Le singe a généralement le caractère gai. Il est curieux de le voir agacer de ses plaisanteries ses compagnons de chaîne, apprivoisés comme lui, les perroquets, les aras, les cacatoès. Ces pauvres bêtes à contenance chagrine ne répondent à ces innocentes espiègleries que par des battemens d’ailes et des cris de frayeur ; mais elles trouvent dans les négrillons de zélés auxiliaires pour les venger. Sous prétexte de faire l’éducation du macaco, ceux-ci ne manquent jamais, toutes les fois qu’ils le rencontrent seul, de l’abreuver de toute sorte de mauvaises niches. Le singe, comprenant qu’il a affaire à des écoliers turbulens et non à des professeurs, montre d’abord ses incisives ; puis, perdant patience, il s’élance d’un bond sur ses provocateurs, mais, retenu par la chaîne, il retombe aussitôt sur ses pattes, aux cris de joie des négrillons, qui ont soin de se tenir hors de portée.
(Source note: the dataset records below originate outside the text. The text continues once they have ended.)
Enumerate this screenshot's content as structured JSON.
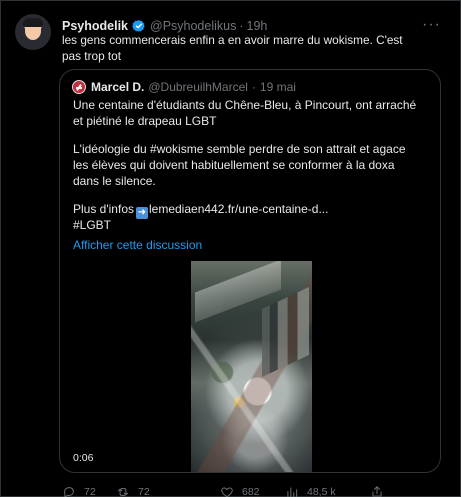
{
  "tweet": {
    "display_name": "Psyhodelik",
    "handle": "@Psyhodelikus",
    "separator": "·",
    "time": "19h",
    "text": "les gens commencerais enfin a en avoir marre du wokisme. C'est pas trop tot",
    "more_icon": "more-horizontal-icon",
    "verified_icon": "verified-badge-icon"
  },
  "quote": {
    "display_name": "Marcel D.",
    "handle": "@DubreuilhMarcel",
    "separator": "·",
    "date": "19 mai",
    "paragraph_1": "Une centaine d'étudiants du Chêne-Bleu, à Pincourt, ont arraché et piétiné le drapeau LGBT",
    "paragraph_2": "L'idéologie du #wokisme semble perdre de son attrait et agace les élèves qui doivent habituellement se conformer à la doxa dans le silence.",
    "more_info_prefix": "Plus d'infos",
    "link_arrow_icon": "right-arrow-icon",
    "link": "lemediaen442.fr/une-centaine-d...",
    "hashtag": "#LGBT",
    "show_thread": "Afficher cette discussion",
    "video_duration": "0:06"
  },
  "actions": {
    "reply_count": "72",
    "retweet_count": "72",
    "like_count": "682",
    "view_count": "48,5 k",
    "reply_icon": "reply-icon",
    "retweet_icon": "retweet-icon",
    "like_icon": "heart-icon",
    "views_icon": "views-chart-icon",
    "share_icon": "share-icon"
  },
  "colors": {
    "background": "#000000",
    "text": "#e7e9ea",
    "muted": "#71767b",
    "border": "#2f3336",
    "link": "#1d9bf0",
    "verified": "#1d9bf0",
    "quote_avatar": "#c22f3f"
  }
}
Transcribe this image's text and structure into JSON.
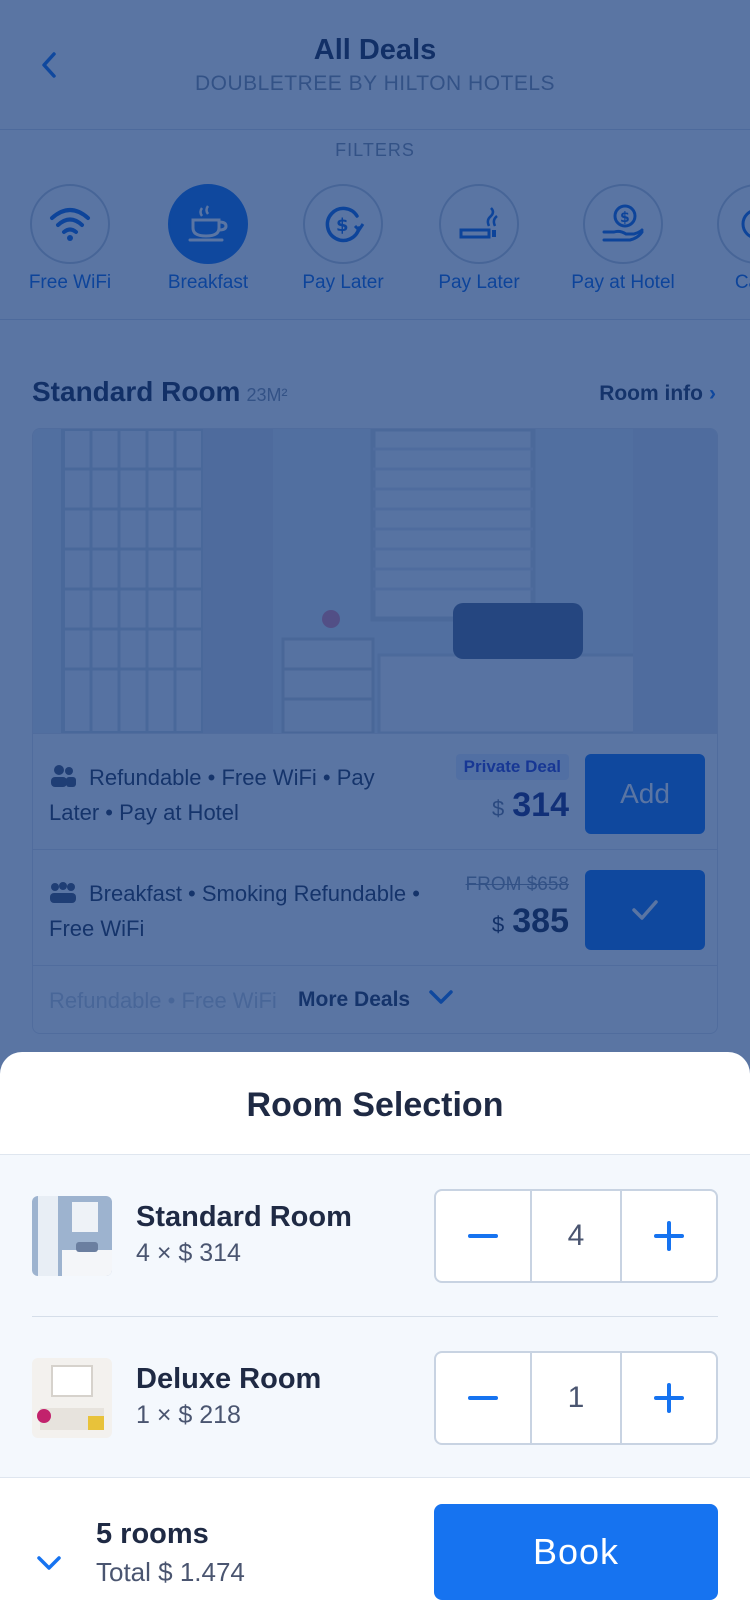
{
  "header": {
    "title": "All Deals",
    "subtitle": "DOUBLETREE BY HILTON HOTELS",
    "back_icon": "chevron-left-icon"
  },
  "filters": {
    "label": "FILTERS",
    "items": [
      {
        "label": "Free WiFi",
        "icon": "wifi-icon",
        "active": false
      },
      {
        "label": "Breakfast",
        "icon": "coffee-cup-icon",
        "active": true
      },
      {
        "label": "Pay Later",
        "icon": "dollar-refresh-icon",
        "active": false
      },
      {
        "label": "Pay Later",
        "icon": "smoking-icon",
        "active": false
      },
      {
        "label": "Pay at Hotel",
        "icon": "hand-dollar-icon",
        "active": false
      },
      {
        "label": "Canc",
        "icon": "cancel-icon",
        "active": false
      }
    ]
  },
  "room": {
    "title": "Standard Room",
    "size": "23M²",
    "info_link": "Room info",
    "deals": [
      {
        "features": "Refundable • Free WiFi • Pay Later • Pay at Hotel",
        "badge": "Private Deal",
        "currency": "$",
        "price": "314",
        "button": "Add",
        "icon": "people-icon"
      },
      {
        "features": "Breakfast • Smoking Refundable • Free WiFi",
        "from": "FROM $658",
        "currency": "$",
        "price": "385",
        "icon": "group-icon"
      }
    ],
    "more_deals": "More Deals",
    "more_faded": "Refundable • Free WiFi"
  },
  "sheet": {
    "title": "Room Selection",
    "rooms": [
      {
        "name": "Standard Room",
        "price": "4 × $ 314",
        "quantity": "4"
      },
      {
        "name": "Deluxe Room",
        "price": "1 × $ 218",
        "quantity": "1"
      }
    ],
    "summary": {
      "rooms": "5 rooms",
      "total": "Total $ 1.474"
    },
    "book": "Book"
  },
  "colors": {
    "accent": "#1673f0",
    "overlay": "#0c3478",
    "text": "#1f2a44"
  }
}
Vient-il cependant à rompre sa chaîne ou à dénouer son collier de ses doigts flexibles et intelligens, malheur alors aux enfans de couleur qu’il rencontre sur son passage ! Une chose remarquable, qui frappe fortement l’imagination superstitieuse du nègre, mais qui s’explique par ce que nous venons de dire, c’est que le singe respecte volontiers les enfans blancs, surtout ceux de la maison.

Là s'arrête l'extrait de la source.